Exit Ramp: How to count
search

Exit Ramp: How to count

Though we are a house of many afghans, I’d been toying with crocheting another one when my husband suggested we might have enough. I disagreed, but curiosity got the best of me and I decided to count them. It turns out we have 12, plenty by any standard. Still, he yielded the point. What harm could a 13th do anyway?

The truth is, he knows I enjoy the process of crocheting almost as much as I treasure the output. I find the repetition of a pattern hypnotic and mind-clearing, like a soothing mantra. Still, it doesn’t exempt me from having to count — or at least pay attention to — every stitch, especially if I want the project to look lovely enough to drape over the couch. 

I was in the throes of working on the new afghan last week when my son suddenly lifted his hands from his Mac and began to count the omer. We were already in the homestretch of the 49-day omer period. I was proud of him for having stayed the course, but also a little envious since I’ve never made it past day 11. I said “Amen” to his blessing, and soon found my mind connecting all of the counting taking place in my home that night. 

We Jews put a lot of stock in numbers and counting, in everything from commentaries on the Torah to our daily customs. Each letter in the Hebrew alphabet has a corresponding numerical value, every word a significance based on the tally. In this week’s parsha, the first in the Book of Numbers, the children of Israel count themselves. And of course, there’s the counting of the omer, the seven weeks between our exodus from Egypt on Passover and the giving of the Torah on Shavuot.

To paraphrase an expression on many a souvenir coffee mug, the omer journey counts as much as the destination. It’s a period of personal growth, a steady climb that builds our anticipation for the moment when we receive the Torah, while adjusting our spiritual mindset so we are ready to embrace its commandments. As if we’re crafting a large afghan, the process demands a lot from us — hard work, commitment, and endurance. Yet it is precisely the effort we expend to refine ourselves while counting the omer that prepares us for our encounter with God on Shavuot. 

Our transformation comes in increments. It requires patience to take it one day at a time. But we are buoyed by the knowledge that we are not going it alone, like the thousands of different stitches in my afghan. Each individual stitch is only as sturdy as the ones that surround it. Only when they join together as part of the whole do they form a thing of strength and beauty. 

On Shavuot, we relive the giving of the Torah as if we, too, stood not alone, but among the throngs in the desert thousands of years ago, waiting for Moses to descend from Mount Sinai with the tablets. We can experience it in this way because the Torah is a living thing, as relevant today as it was then, showing us how to be a Jew in the world in our own generation. It is the blueprint that helps us strike a balance to fill the space between Hillel’s questions in Pirkei Avot:  “If I am not for myself, who will be for me? But if I’m only for myself, what am I?” 

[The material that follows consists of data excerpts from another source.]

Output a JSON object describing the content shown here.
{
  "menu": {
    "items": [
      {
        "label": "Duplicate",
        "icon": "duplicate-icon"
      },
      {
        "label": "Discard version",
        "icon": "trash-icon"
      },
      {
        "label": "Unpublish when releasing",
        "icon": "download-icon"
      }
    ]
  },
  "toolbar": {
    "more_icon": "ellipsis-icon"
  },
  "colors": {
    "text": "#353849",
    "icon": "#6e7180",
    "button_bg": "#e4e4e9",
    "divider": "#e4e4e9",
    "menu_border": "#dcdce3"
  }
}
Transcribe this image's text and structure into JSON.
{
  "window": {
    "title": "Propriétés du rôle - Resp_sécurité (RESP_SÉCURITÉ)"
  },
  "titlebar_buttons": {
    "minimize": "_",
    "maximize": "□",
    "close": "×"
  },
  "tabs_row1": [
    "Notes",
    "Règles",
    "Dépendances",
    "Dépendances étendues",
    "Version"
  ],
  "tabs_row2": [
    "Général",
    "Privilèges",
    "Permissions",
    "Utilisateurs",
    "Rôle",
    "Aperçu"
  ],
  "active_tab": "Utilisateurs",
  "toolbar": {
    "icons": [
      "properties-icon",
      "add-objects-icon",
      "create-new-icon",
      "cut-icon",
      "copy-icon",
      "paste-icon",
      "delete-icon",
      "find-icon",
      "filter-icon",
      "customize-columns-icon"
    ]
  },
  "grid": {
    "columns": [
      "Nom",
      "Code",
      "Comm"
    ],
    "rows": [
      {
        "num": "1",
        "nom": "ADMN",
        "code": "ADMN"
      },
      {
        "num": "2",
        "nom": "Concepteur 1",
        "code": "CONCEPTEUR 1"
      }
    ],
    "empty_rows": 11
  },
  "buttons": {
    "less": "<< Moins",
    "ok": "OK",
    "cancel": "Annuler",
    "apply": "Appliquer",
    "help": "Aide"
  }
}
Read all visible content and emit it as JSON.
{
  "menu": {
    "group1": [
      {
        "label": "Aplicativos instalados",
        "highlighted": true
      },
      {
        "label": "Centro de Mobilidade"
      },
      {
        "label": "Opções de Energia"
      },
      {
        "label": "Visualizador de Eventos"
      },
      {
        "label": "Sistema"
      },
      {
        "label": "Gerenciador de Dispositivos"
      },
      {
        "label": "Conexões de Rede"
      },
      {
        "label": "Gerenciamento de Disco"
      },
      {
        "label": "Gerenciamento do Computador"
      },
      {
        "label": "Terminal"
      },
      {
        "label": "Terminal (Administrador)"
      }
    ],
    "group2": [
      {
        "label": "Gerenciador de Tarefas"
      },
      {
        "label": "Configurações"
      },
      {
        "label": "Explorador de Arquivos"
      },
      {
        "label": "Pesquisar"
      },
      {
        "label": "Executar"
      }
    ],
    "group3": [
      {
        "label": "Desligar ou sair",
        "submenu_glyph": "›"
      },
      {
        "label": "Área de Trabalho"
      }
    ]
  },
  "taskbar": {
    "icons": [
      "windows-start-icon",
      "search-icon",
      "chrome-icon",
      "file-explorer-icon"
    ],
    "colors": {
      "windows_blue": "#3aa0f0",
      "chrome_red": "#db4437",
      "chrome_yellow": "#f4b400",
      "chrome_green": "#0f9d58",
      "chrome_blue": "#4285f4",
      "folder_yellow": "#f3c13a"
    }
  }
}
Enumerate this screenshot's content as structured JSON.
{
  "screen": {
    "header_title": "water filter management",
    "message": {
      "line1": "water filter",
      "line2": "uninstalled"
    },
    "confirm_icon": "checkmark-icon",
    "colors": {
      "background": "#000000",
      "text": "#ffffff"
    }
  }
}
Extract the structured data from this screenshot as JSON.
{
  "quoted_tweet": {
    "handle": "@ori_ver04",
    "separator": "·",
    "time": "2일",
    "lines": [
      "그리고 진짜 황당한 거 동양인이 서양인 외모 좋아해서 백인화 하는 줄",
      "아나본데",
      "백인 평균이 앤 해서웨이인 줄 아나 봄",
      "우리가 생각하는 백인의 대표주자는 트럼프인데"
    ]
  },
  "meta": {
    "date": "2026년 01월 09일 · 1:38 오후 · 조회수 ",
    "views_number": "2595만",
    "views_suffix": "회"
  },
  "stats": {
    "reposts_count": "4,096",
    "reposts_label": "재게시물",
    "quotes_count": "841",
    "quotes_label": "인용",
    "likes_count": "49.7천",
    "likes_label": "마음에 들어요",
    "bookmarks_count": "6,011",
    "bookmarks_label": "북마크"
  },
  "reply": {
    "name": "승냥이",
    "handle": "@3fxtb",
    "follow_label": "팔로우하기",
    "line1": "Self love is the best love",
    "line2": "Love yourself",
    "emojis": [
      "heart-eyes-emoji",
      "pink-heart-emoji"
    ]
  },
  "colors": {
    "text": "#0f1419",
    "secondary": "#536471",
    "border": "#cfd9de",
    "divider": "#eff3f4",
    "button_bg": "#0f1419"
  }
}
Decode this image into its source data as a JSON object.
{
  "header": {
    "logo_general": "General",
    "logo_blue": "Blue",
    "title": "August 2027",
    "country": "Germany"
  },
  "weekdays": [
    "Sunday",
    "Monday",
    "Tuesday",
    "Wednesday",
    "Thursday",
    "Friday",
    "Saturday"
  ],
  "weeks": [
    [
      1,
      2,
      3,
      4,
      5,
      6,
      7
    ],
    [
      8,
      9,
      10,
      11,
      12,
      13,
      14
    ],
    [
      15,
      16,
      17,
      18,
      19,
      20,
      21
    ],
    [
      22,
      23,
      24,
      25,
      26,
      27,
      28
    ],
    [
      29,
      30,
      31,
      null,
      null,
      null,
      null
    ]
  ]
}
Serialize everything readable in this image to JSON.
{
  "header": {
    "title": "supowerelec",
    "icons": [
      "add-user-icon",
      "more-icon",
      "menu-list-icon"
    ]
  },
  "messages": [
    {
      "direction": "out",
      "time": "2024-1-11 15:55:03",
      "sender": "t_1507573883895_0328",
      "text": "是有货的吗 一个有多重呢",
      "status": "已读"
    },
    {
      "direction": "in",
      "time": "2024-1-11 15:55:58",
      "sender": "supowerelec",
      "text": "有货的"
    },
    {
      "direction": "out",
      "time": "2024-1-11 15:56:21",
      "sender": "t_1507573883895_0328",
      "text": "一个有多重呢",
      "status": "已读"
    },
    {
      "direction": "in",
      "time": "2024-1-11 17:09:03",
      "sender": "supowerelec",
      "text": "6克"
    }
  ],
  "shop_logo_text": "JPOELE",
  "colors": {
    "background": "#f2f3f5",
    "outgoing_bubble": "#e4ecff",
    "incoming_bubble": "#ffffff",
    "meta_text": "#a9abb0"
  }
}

The Torah contains all we need to coexist, to be a part of a larger, meaningful whole. It offers us the moral guidelines to stand on our own, but it also demonstrates how we must care for, and count on, others. It teaches us how to navigate our interpersonal relationships and how to carry ourselves in public and private spaces. And it shows us how to conquer our inclinations, to soften our hearts, and to make a difference in the time we’re given on this earth.  

After all, there’s no expiration date on the Torah’s wisdom. The opportunity to bring kindness into the world is always there for the taking. But as Hillel wonders in his third question — “If not now, when?” — it’s up to us to make the answer count.